Alê | @alexandrejjr 10/12/2021
Pode a literatura envelhecer?
A pergunta capciosa que faço no título desta resenha tem uma resposta óbvia: sim, a literatura também envelhece. E por diversas razões. A principal delas é o implacável tempo, essa força abstrata que condena todos os seres vivos a um fim.
Mas voltemos ao livro. Fernando Sabino, escritor mineiro conhecido principalmente pelos romances “O encontro marcado” e “O grande mentecapto”, foi um dos grandes cronistas do país. Gênero jornalístico por excelência, Sabino fez da crônica um espaço de experimentalismo ficcional. Aliada à rigidez do cotidiano, as pitadas de ficção utilizadas por Sabino e outros grandes nomes, como Rubem Braga e Paulo Mendes Campos, renovaram o gênero. E é dessa tentativa de dar novos ares à crônica que nasce este “O homem nu”, publicado pela primeira vez em 1960.

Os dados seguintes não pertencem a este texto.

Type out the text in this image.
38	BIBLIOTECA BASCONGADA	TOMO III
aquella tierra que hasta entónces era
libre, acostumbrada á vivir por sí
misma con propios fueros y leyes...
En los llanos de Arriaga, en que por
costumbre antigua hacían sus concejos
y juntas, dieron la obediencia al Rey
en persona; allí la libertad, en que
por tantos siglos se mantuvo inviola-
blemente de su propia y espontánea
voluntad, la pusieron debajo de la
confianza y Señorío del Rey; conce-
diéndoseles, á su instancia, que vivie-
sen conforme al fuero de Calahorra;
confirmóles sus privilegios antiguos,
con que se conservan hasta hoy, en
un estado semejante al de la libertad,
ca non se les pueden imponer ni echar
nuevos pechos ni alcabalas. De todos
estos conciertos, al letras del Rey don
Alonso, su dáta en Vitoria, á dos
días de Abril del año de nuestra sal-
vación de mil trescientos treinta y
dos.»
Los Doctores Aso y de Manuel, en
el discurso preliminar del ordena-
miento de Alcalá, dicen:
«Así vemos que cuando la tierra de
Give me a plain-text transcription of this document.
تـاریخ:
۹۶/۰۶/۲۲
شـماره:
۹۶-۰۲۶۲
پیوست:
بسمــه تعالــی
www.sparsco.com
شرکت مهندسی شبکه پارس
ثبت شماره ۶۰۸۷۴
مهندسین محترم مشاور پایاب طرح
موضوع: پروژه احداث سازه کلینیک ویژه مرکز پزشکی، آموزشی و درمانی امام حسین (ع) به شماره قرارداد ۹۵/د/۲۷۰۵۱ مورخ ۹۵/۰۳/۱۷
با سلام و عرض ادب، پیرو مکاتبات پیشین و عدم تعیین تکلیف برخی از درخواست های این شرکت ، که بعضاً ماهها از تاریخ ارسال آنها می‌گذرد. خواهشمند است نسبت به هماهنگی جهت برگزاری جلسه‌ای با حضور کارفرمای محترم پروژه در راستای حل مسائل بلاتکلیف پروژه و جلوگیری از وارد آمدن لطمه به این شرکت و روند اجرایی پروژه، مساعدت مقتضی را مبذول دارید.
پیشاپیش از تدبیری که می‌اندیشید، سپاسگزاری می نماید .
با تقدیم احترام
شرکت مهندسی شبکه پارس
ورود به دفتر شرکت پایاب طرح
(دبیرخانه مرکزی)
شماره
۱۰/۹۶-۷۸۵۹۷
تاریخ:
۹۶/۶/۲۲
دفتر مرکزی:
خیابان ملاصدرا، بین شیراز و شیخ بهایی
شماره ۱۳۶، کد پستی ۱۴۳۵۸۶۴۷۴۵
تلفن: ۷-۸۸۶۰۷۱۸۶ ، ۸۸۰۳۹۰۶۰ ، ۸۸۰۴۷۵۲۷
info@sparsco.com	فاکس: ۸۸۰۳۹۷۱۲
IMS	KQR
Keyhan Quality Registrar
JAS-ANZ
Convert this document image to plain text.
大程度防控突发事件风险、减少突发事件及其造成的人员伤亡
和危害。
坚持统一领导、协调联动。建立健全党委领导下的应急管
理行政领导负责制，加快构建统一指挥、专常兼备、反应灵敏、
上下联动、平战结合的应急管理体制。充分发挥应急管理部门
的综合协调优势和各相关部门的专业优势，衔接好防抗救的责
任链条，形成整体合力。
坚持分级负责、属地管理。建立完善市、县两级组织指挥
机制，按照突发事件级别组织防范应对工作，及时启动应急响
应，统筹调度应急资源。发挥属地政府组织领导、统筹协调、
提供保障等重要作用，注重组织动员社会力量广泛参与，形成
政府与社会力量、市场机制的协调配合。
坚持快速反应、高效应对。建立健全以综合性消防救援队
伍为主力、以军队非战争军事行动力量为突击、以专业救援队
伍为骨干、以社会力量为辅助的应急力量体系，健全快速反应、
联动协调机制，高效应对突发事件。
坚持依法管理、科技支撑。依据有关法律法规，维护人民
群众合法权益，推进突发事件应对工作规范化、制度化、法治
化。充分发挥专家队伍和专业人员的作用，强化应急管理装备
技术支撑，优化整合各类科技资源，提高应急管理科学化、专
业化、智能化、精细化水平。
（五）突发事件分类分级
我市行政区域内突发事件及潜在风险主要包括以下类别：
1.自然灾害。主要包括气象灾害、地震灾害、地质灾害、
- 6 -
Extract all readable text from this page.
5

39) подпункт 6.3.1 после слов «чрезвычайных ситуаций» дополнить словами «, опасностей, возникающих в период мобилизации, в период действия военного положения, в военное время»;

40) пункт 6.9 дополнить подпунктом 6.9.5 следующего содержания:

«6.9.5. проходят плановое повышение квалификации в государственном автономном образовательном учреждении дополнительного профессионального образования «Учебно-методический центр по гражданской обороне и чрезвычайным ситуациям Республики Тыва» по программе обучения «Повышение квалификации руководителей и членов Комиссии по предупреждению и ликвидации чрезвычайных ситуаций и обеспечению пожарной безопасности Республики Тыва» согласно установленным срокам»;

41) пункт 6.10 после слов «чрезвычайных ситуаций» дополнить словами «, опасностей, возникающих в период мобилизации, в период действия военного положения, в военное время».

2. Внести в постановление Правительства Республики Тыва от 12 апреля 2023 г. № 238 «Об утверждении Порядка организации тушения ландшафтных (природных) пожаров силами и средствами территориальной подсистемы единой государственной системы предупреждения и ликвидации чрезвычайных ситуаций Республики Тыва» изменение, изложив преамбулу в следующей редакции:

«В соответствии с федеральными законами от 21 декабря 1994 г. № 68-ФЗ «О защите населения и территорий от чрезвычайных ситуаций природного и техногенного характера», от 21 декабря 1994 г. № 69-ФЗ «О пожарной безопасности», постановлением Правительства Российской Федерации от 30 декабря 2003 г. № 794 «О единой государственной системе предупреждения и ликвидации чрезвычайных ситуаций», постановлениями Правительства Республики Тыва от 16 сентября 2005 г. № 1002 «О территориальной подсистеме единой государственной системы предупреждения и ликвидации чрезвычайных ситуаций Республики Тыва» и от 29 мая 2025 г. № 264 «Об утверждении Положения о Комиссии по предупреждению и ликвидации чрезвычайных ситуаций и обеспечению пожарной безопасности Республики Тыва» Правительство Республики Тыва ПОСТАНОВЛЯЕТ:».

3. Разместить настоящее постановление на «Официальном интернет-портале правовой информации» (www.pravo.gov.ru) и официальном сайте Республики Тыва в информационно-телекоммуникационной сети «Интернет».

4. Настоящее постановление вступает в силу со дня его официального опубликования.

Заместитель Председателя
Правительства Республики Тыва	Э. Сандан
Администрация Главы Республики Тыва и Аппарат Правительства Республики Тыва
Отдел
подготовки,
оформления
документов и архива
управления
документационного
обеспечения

Mas temos alguns (muitos) problemas. O primeiro deles, já citado no primeiro parágrafo por este leitor, é o tempo. Ler em 2021 crônicas que datam de 1960 pode não ser a melhor das experiências. Certos textos estão presos demais ao ambiente em que foram escritos. Além disso, muitas das 40 narrativas que compõem este livro apresentam misoginia, machismo e racismo, falta grave já naquela época e inaceitável para os meus olhos do século XXI. Não bastasse isso, muitos dos textos tratam de um tema que tem zero interesse da minha parte: a vida na caserna. Sim, apesar de ser inusitado, esse universo fez parte da vida de Fernando Sabino, que ingressou em 1941 no serviço militar, ficando um brevíssimo período por lá, o suficiente para lhe dar alguma inspiração, pelo visto.
Em meio a disparates como “O canto do galo”, narrativa na qual um homem que apanhava da mulher resolve, da noite para o dia, revidar na mesma moeda e assim “controlar a casa” e recuperar sua “dignidade”, temos, sim, alguns (poucos) textos que se salvam. É o caso do conto que dá título a esta coletânea que, apesar de notadamente carregar características de outros tempos (leite em garrafa deixado pelo leiteiro na porta do apartamento junto ao pão do padeiro, etc), segue surpreendentemente engraçado, com um final catártico; “Condôminos” é outro bom exemplo, espécie de híbrido entre conto e crônica que tem o próprio Sabino como uma das personagens; e “Dona Custódia”, divertido conto sobre uma empregada doméstica que utiliza o apartamento do chefe nas horas vagas por guardar um melancólico segredo. Existem alguns outros textos com leve tom memorialista que se aproximam mais da crônica do que do conto, como o divertido "Correria na estação de Nápoles”, mas não merecem menção.
O veredicto final é este: "O homem nu" envelheceu e envelheceu muito mal. Por isso, a dica é: caso queira conhecer o olhar aguçado de Fernando Sabino, opte pelo livro "O encontro marcado", muitas vezes classificado como o "romance de uma geração", ou pelo surrealismo do nosso Quixote brasileiro presente em "O grande mentecapto". Ah, e não escolha por este envelhecido livro que completa 61 anos em 2021.